Cuando colgó el teléfono quedó como en shock. No podía entender varias cosas. Una de ellas era que una llamada a su padre lo ponga en ese estado de ánimo, como absorto, perdido, en una situación de incomprensión de sí mismo. Pero tampoco podía entender que su padre le haya dicho que solo tenía tiempo los domingos, más aun cuando no lo veía hacía tanto tiempo.  Cuando los ojos se le llenaron de lágrimas y parecía que el llanto era incontenible, pensó: “la gente crea sus estructuras, genera sus rutinas. Así es. Así debe ser. No soy quien para irrumpir así porque sí en un espectro que me resulta absolutamente ajeno”. Aquello que siempre lo había salvado, esta vez lo volvió a salvar. Su capacidad para leer absolutamente todo y encontrar siempre una justificación racional a las cosas era su principal arma para evadirse del dolor. También la coca cola helada.

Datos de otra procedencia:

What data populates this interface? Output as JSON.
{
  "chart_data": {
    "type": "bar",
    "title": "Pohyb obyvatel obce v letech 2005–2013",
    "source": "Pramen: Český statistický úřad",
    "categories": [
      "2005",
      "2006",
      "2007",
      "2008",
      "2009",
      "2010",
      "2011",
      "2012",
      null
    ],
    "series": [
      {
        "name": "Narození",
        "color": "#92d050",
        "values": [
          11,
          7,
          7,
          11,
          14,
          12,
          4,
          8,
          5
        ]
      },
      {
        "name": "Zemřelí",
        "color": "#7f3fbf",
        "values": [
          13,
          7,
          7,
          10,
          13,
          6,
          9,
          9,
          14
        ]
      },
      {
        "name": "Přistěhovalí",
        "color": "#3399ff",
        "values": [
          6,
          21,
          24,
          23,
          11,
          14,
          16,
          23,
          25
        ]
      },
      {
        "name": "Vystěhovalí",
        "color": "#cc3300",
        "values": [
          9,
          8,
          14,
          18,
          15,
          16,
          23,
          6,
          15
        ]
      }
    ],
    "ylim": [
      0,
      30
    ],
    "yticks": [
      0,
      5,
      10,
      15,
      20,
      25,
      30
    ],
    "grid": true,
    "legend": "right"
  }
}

Es difícil saber si el encuentro se dio. Pero lo que si supe años después, es que esa llamada le permitió comprender que la opacidad es una marca registrada de las relaciones. Y que dar algo por sentado entre dos personas es como clavarse un cuchillo en la garganta pensando que es una inonfensiva afeitadora. El resto… solo Dios sabe.